- Your body might show signs that you need a massage ASAP, but do you need to see a physio or massage therapist?
- Understanding the differences between the two types of therapy may help you decide which one will best suit your needs.
- A physiotherapist explains the differences between two common massage options: physiotherapy and Thai massage.
Your muscles are stiff, your back pains, or your posture is off: with that pain or discomfort, should you book an appointment with a physiotherapist or massage therapist?
Online deals from Hyperli and WikiDeals are tempting: several Thai and Swedish massages offered are as low as R180 for a 60-minute full-body massage.
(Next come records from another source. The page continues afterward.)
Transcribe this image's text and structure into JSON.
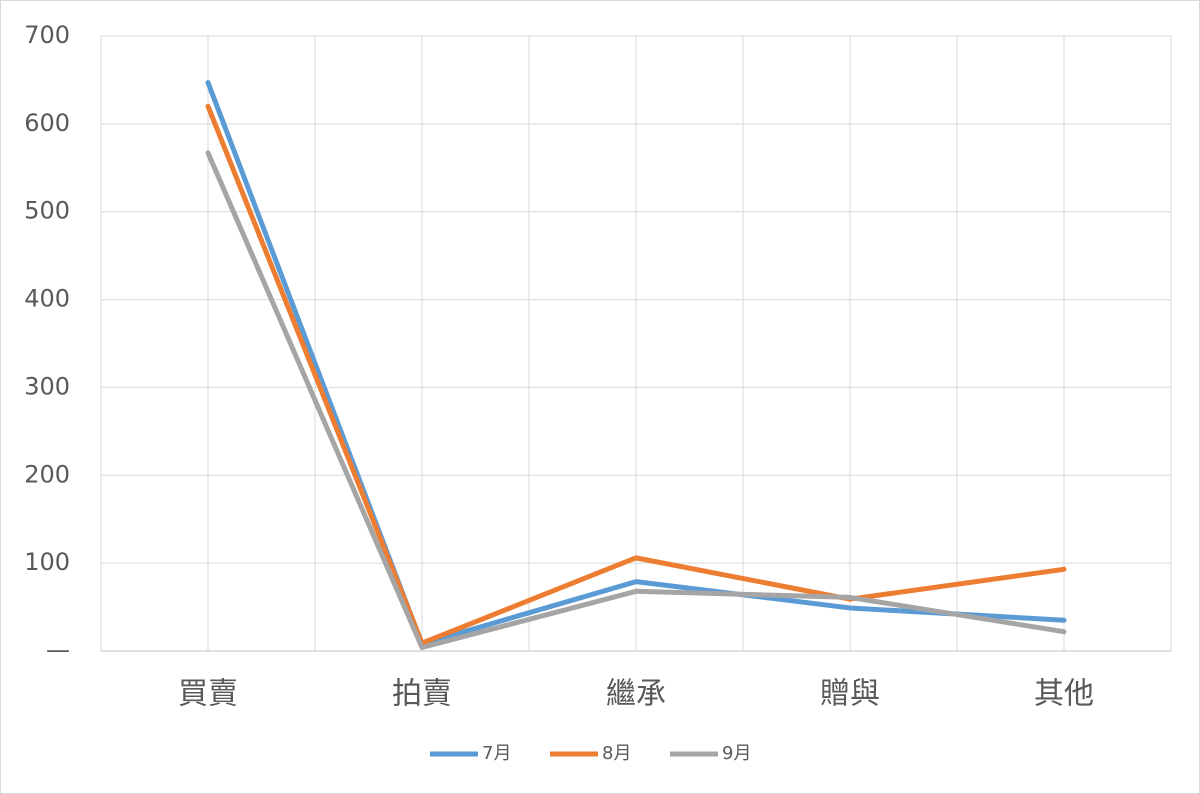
{
  "chart_data": {
    "type": "line",
    "categories": [
      "買賣",
      "拍賣",
      "繼承",
      "贈與",
      "其他"
    ],
    "series": [
      {
        "name": "7月",
        "color": "#5b9bd5",
        "values": [
          647,
          8,
          79,
          49,
          35
        ]
      },
      {
        "name": "8月",
        "color": "#ed7d31",
        "values": [
          620,
          9,
          106,
          59,
          93
        ]
      },
      {
        "name": "9月",
        "color": "#a5a5a5",
        "values": [
          567,
          4,
          68,
          61,
          22
        ]
      }
    ],
    "ylim": [
      0,
      700
    ],
    "yticks": [
      {
        "value": 0,
        "label": "—"
      },
      100,
      200,
      300,
      400,
      500,
      600,
      700
    ],
    "grid": true,
    "legend": "bottom"
  }
}
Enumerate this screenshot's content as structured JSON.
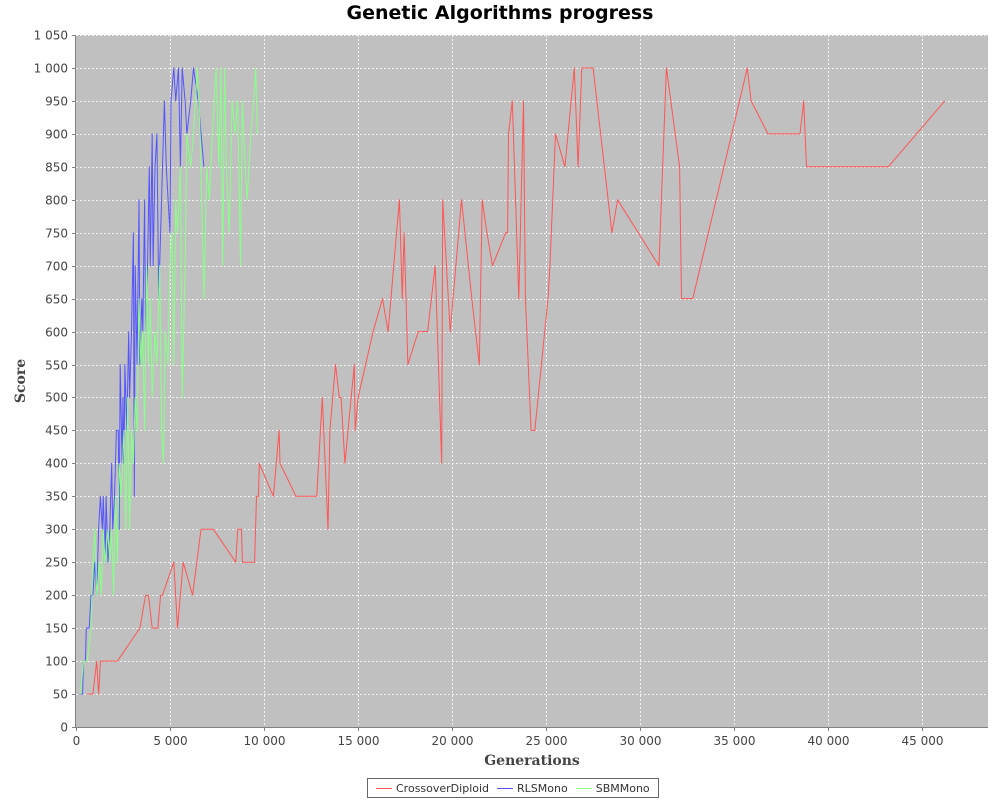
{
  "chart_data": {
    "type": "line",
    "title": "Genetic Algorithms progress",
    "xlabel": "Generations",
    "ylabel": "Score",
    "xlim": [
      0,
      48500
    ],
    "ylim": [
      0,
      1050
    ],
    "x_ticks": [
      0,
      5000,
      10000,
      15000,
      20000,
      25000,
      30000,
      35000,
      40000,
      45000
    ],
    "x_tick_labels": [
      "0",
      "5 000",
      "10 000",
      "15 000",
      "20 000",
      "25 000",
      "30 000",
      "35 000",
      "40 000",
      "45 000"
    ],
    "y_ticks": [
      0,
      50,
      100,
      150,
      200,
      250,
      300,
      350,
      400,
      450,
      500,
      550,
      600,
      650,
      700,
      750,
      800,
      850,
      900,
      950,
      1000,
      1050
    ],
    "y_tick_labels": [
      "0",
      "50",
      "100",
      "150",
      "200",
      "250",
      "300",
      "350",
      "400",
      "450",
      "500",
      "550",
      "600",
      "650",
      "700",
      "750",
      "800",
      "850",
      "900",
      "950",
      "1 000",
      "1 050"
    ],
    "grid": true,
    "legend_position": "bottom",
    "background_color": "#c0c0c0",
    "series": [
      {
        "name": "CrossoverDiploid",
        "color": "#ff5555",
        "points": [
          [
            600,
            50
          ],
          [
            900,
            50
          ],
          [
            1100,
            100
          ],
          [
            1200,
            50
          ],
          [
            1300,
            100
          ],
          [
            2200,
            100
          ],
          [
            3400,
            150
          ],
          [
            3700,
            200
          ],
          [
            3850,
            200
          ],
          [
            4050,
            150
          ],
          [
            4350,
            150
          ],
          [
            4500,
            200
          ],
          [
            4600,
            200
          ],
          [
            5200,
            250
          ],
          [
            5400,
            150
          ],
          [
            5700,
            250
          ],
          [
            6200,
            200
          ],
          [
            6650,
            300
          ],
          [
            7300,
            300
          ],
          [
            8500,
            250
          ],
          [
            8600,
            300
          ],
          [
            8800,
            300
          ],
          [
            8850,
            250
          ],
          [
            9500,
            250
          ],
          [
            9600,
            350
          ],
          [
            9700,
            350
          ],
          [
            9750,
            400
          ],
          [
            10500,
            350
          ],
          [
            10800,
            450
          ],
          [
            10850,
            400
          ],
          [
            11700,
            350
          ],
          [
            12800,
            350
          ],
          [
            13100,
            500
          ],
          [
            13400,
            300
          ],
          [
            13500,
            450
          ],
          [
            13800,
            550
          ],
          [
            14000,
            500
          ],
          [
            14100,
            500
          ],
          [
            14300,
            400
          ],
          [
            14800,
            550
          ],
          [
            14850,
            450
          ],
          [
            15000,
            500
          ],
          [
            15800,
            600
          ],
          [
            16300,
            650
          ],
          [
            16600,
            600
          ],
          [
            17200,
            800
          ],
          [
            17350,
            650
          ],
          [
            17450,
            750
          ],
          [
            17650,
            550
          ],
          [
            18200,
            600
          ],
          [
            18700,
            600
          ],
          [
            19100,
            700
          ],
          [
            19450,
            400
          ],
          [
            19500,
            800
          ],
          [
            19900,
            600
          ],
          [
            20500,
            800
          ],
          [
            21050,
            650
          ],
          [
            21450,
            550
          ],
          [
            21600,
            800
          ],
          [
            21850,
            750
          ],
          [
            22150,
            700
          ],
          [
            22850,
            750
          ],
          [
            22950,
            750
          ],
          [
            23000,
            900
          ],
          [
            23200,
            950
          ],
          [
            23550,
            650
          ],
          [
            23800,
            950
          ],
          [
            23900,
            650
          ],
          [
            24200,
            450
          ],
          [
            24400,
            450
          ],
          [
            25100,
            650
          ],
          [
            25200,
            700
          ],
          [
            25500,
            900
          ],
          [
            26000,
            850
          ],
          [
            26500,
            1000
          ],
          [
            26700,
            850
          ],
          [
            26900,
            1000
          ],
          [
            27500,
            1000
          ],
          [
            28500,
            750
          ],
          [
            28800,
            800
          ],
          [
            31000,
            700
          ],
          [
            31400,
            1000
          ],
          [
            32100,
            850
          ],
          [
            32200,
            650
          ],
          [
            32800,
            650
          ],
          [
            35700,
            1000
          ],
          [
            35900,
            950
          ],
          [
            36800,
            900
          ],
          [
            38100,
            900
          ],
          [
            38500,
            900
          ],
          [
            38700,
            950
          ],
          [
            38850,
            850
          ],
          [
            43200,
            850
          ],
          [
            46200,
            950
          ]
        ]
      },
      {
        "name": "RLSMono",
        "color": "#5555ff",
        "points": [
          [
            200,
            50
          ],
          [
            350,
            50
          ],
          [
            400,
            100
          ],
          [
            500,
            100
          ],
          [
            550,
            150
          ],
          [
            700,
            150
          ],
          [
            800,
            200
          ],
          [
            900,
            200
          ],
          [
            1000,
            250
          ],
          [
            1100,
            200
          ],
          [
            1200,
            300
          ],
          [
            1300,
            350
          ],
          [
            1400,
            300
          ],
          [
            1450,
            350
          ],
          [
            1550,
            250
          ],
          [
            1600,
            350
          ],
          [
            1700,
            250
          ],
          [
            1800,
            300
          ],
          [
            1900,
            400
          ],
          [
            1950,
            300
          ],
          [
            2050,
            350
          ],
          [
            2150,
            450
          ],
          [
            2250,
            450
          ],
          [
            2300,
            300
          ],
          [
            2350,
            550
          ],
          [
            2450,
            400
          ],
          [
            2500,
            500
          ],
          [
            2550,
            400
          ],
          [
            2600,
            550
          ],
          [
            2700,
            450
          ],
          [
            2800,
            600
          ],
          [
            2850,
            500
          ],
          [
            2950,
            600
          ],
          [
            3050,
            750
          ],
          [
            3100,
            350
          ],
          [
            3150,
            700
          ],
          [
            3250,
            550
          ],
          [
            3350,
            800
          ],
          [
            3400,
            550
          ],
          [
            3500,
            650
          ],
          [
            3550,
            600
          ],
          [
            3650,
            800
          ],
          [
            3700,
            600
          ],
          [
            3800,
            700
          ],
          [
            3900,
            850
          ],
          [
            3950,
            700
          ],
          [
            4050,
            900
          ],
          [
            4100,
            700
          ],
          [
            4200,
            850
          ],
          [
            4300,
            900
          ],
          [
            4400,
            650
          ],
          [
            4500,
            750
          ],
          [
            4700,
            950
          ],
          [
            4800,
            850
          ],
          [
            4900,
            800
          ],
          [
            5000,
            750
          ],
          [
            5050,
            950
          ],
          [
            5200,
            1000
          ],
          [
            5300,
            950
          ],
          [
            5450,
            1000
          ],
          [
            5550,
            850
          ],
          [
            5650,
            1000
          ],
          [
            5800,
            950
          ],
          [
            5900,
            900
          ],
          [
            6100,
            950
          ],
          [
            6250,
            1000
          ],
          [
            6500,
            950
          ],
          [
            6800,
            850
          ]
        ]
      },
      {
        "name": "SBMMono",
        "color": "#88ff88",
        "points": [
          [
            250,
            50
          ],
          [
            400,
            100
          ],
          [
            600,
            100
          ],
          [
            800,
            150
          ],
          [
            900,
            250
          ],
          [
            1000,
            300
          ],
          [
            1100,
            200
          ],
          [
            1250,
            250
          ],
          [
            1350,
            200
          ],
          [
            1450,
            300
          ],
          [
            1550,
            250
          ],
          [
            1700,
            300
          ],
          [
            1800,
            250
          ],
          [
            1900,
            300
          ],
          [
            2000,
            200
          ],
          [
            2100,
            350
          ],
          [
            2200,
            250
          ],
          [
            2300,
            400
          ],
          [
            2400,
            350
          ],
          [
            2550,
            450
          ],
          [
            2650,
            300
          ],
          [
            2750,
            500
          ],
          [
            2850,
            300
          ],
          [
            2950,
            450
          ],
          [
            3050,
            400
          ],
          [
            3150,
            500
          ],
          [
            3250,
            450
          ],
          [
            3350,
            650
          ],
          [
            3450,
            550
          ],
          [
            3550,
            600
          ],
          [
            3650,
            450
          ],
          [
            3750,
            700
          ],
          [
            3850,
            550
          ],
          [
            3950,
            650
          ],
          [
            4050,
            500
          ],
          [
            4200,
            600
          ],
          [
            4300,
            550
          ],
          [
            4450,
            700
          ],
          [
            4550,
            450
          ],
          [
            4650,
            400
          ],
          [
            4750,
            600
          ],
          [
            4900,
            550
          ],
          [
            5000,
            700
          ],
          [
            5100,
            750
          ],
          [
            5200,
            550
          ],
          [
            5300,
            800
          ],
          [
            5400,
            750
          ],
          [
            5550,
            850
          ],
          [
            5650,
            500
          ],
          [
            5800,
            700
          ],
          [
            5900,
            900
          ],
          [
            6100,
            850
          ],
          [
            6250,
            900
          ],
          [
            6450,
            1000
          ],
          [
            6600,
            900
          ],
          [
            6800,
            650
          ],
          [
            6950,
            850
          ],
          [
            7100,
            800
          ],
          [
            7250,
            900
          ],
          [
            7450,
            1000
          ],
          [
            7600,
            850
          ],
          [
            7700,
            1000
          ],
          [
            7800,
            700
          ],
          [
            7900,
            1000
          ],
          [
            8000,
            850
          ],
          [
            8150,
            750
          ],
          [
            8300,
            950
          ],
          [
            8450,
            900
          ],
          [
            8600,
            950
          ],
          [
            8750,
            700
          ],
          [
            8850,
            950
          ],
          [
            9000,
            850
          ],
          [
            9100,
            800
          ],
          [
            9300,
            900
          ],
          [
            9450,
            950
          ],
          [
            9550,
            1000
          ],
          [
            9650,
            900
          ]
        ]
      }
    ]
  }
}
But, as our headline implies, you may need to consider if you should make your way to the physio clinic or wellness spa to be kneaded.
Speaking to News24, Melissa van der Merwe, physiotherapist at Candice Sumner Physiotherapy in Pinelands, Cape Town, says: "If you are someone who has never found yourself questioning whether or not your body needs a good massage, consider yourself lucky. However, if you, like the rest of us, know that your body could do with less tension and are not quite sure which option to go for, then [read on]."
Van der Merwe highlights two of the many different massage options: Thai massage vs physiotherapist massage.
Thai massage is considered an ancient therapy and has mainly been practised in Thailand, van der Merwe explains. "Unlike your conventional massage, a Thai massage is performed while being fully clothed, and no oils are used during the session. When trying to understand the image of Thai massage, think 'assisted yoga positions'."
During this massage, therapists use their bodies to manoeuvre your body into yoga-like positions, she says. "Rhythmic pressing, pulling, pushing or stretching are a few of the techniques used which results in energising the body without feeling like you overexerted yourself."
READ MORE | The healing powers of Thai massage
Given the nature of the massage, a few benefits include, but are not limited to:
- Relaxes the muscles
- Improves muscle flexibility
- Improves joint motions
- Improves blood circulation
In a 2017 study, the researchers noted that "the effects of traditional Thai massage have been shown to enhance health and well-being."
A physiotherapy massage is considered a hands-on approach, says van der Merwe. She explains:
A typical physiotherapist session will include an assessment of your pain or discomfort. The physiotherapist will then use different testing skills to reach a diagnosis and be able to direct the treatment towards a specific injury or structure at fault to eliminate the pain you are experiencing, says van der Merwe.
READ MORE | How physiotherapy can help you during pregnancy
There are a few things to consider with the physiotherapy approach:
- The session will be structured around functional movement patterns.
- It is extremely beneficial for muscles, ligaments, tendons and joints.
- It improves physical impairments as opposed to being purely for relaxation.
As for deciding between booking a massage or physio appointment, van der Merwe advises:
"Sometimes, wondering if you are making the right decision puts a lot of added pressure on the body. If you know your pain is injury-related, it would be best to consult a first-line practitioner for the best possible outcome.
"Although when deciding between Thai massage vs Physiotherapist massage, please remember there is no correct answer. Given that these are two completely different techniques, it mainly comes down to personal preference."